Moody moved to Melbourne, Florida, to take a job at Harris Semiconductor, where he eventually shepherded a project to make a fingerprint sensor out of silicon.

He and his group eventually spun off and called the new company AuthenTec. The company went public in 2007. It continued to invest in research and development during the recession. And it was sold to Apple in 2012 for $356 million.

Apple used the product to create Touch ID for its smart phones. And Moody, then 55, was ready to retire.

“I was burnt out, I was crisped, swore I would never work again, double swore I would particularly not do a start up,” he said. “It’s so much work.”

4. Back to work

When Moody returned from his trip to Rwanda, he met Johnathon Gould, who was trying to develop a system that could integrate technology that had different applications.

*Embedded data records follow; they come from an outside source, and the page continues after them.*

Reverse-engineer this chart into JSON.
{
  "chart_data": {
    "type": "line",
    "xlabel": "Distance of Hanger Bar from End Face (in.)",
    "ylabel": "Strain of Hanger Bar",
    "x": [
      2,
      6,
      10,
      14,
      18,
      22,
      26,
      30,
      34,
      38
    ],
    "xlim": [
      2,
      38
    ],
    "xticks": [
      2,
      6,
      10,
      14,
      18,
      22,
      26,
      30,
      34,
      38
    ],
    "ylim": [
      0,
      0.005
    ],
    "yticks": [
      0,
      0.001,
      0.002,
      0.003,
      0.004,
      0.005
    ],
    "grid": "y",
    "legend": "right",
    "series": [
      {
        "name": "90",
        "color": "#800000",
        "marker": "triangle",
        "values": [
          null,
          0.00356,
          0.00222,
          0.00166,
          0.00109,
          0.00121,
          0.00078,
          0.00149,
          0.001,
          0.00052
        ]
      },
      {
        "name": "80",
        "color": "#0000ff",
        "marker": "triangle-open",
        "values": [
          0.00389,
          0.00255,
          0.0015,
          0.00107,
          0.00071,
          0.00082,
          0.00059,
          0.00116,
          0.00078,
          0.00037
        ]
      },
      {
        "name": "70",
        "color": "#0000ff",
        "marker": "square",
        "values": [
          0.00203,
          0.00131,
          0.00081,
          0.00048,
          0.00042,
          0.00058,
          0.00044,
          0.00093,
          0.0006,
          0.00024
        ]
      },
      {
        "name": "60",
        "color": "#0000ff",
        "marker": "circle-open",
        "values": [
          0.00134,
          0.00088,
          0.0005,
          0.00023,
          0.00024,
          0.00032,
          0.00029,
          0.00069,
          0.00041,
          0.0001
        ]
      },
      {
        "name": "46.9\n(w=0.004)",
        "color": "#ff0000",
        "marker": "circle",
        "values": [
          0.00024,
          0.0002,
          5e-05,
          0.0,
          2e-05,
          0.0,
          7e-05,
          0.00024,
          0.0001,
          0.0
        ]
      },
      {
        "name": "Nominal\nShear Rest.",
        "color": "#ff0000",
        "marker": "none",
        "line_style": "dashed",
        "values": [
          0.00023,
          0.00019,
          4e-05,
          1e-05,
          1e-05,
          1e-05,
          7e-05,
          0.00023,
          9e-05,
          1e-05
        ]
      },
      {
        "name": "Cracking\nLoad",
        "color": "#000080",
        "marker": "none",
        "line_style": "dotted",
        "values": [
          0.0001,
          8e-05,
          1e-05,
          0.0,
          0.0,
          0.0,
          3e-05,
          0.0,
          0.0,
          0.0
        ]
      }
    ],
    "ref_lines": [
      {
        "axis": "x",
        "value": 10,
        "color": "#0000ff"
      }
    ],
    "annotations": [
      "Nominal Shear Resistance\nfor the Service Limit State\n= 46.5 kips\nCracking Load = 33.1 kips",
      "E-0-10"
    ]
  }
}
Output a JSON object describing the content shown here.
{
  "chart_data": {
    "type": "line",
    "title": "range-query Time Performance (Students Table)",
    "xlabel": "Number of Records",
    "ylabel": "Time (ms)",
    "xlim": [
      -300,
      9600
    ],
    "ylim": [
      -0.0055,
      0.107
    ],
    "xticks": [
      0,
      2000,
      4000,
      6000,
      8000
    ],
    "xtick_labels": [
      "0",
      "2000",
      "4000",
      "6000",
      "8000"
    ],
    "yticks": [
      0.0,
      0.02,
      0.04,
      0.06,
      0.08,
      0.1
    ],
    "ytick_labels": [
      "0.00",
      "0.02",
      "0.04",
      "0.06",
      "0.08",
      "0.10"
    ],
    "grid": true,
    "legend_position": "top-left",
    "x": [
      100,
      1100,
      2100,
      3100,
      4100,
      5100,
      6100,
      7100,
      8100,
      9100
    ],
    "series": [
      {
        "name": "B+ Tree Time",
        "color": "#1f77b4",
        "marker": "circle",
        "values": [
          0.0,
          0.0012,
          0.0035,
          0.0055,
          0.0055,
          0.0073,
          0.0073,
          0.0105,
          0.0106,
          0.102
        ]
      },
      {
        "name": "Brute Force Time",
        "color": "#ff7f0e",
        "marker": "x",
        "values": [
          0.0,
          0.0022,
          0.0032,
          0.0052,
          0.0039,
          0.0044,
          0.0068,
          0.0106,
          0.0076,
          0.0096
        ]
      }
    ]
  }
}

Soon after, Moody met Eric Braun, an advocate for the homeless who lived with a disability that gave him a unique perspective: He only had so many good steps in a given day; how would he use them?

Moody and Gould thought their technology could help. Moody returned home and told his wife about it, raising the possibility that he would spend all of their money bringing it to market.

“I don’t think God called us to spend 20 percent of our wealth and if it didn’t work out, go back to a happy retirement,” he said. “I’m going to go all in, I’m going to lose all our money and I’m going to have to get a regular job.”

“Katherine is unbelievably supportive,” he said. “A much nicer and better person than I am. So we went forward. It turns out it’s an exceedingly big market, it’s completely under-served by technology and we subsequently raised $27 million from (investors).”

5.The bottom line

How do you square Wall Street’s thirst for profits with Moody’s goal? 

Moody is putting it to the test.

“I do think the purpose of any business is to serve others,” he said. “And If you do that well in our capitalist society there is benefit associated with that financially. But it’s not just to make money. Honestly, that’s not always how people look at it.”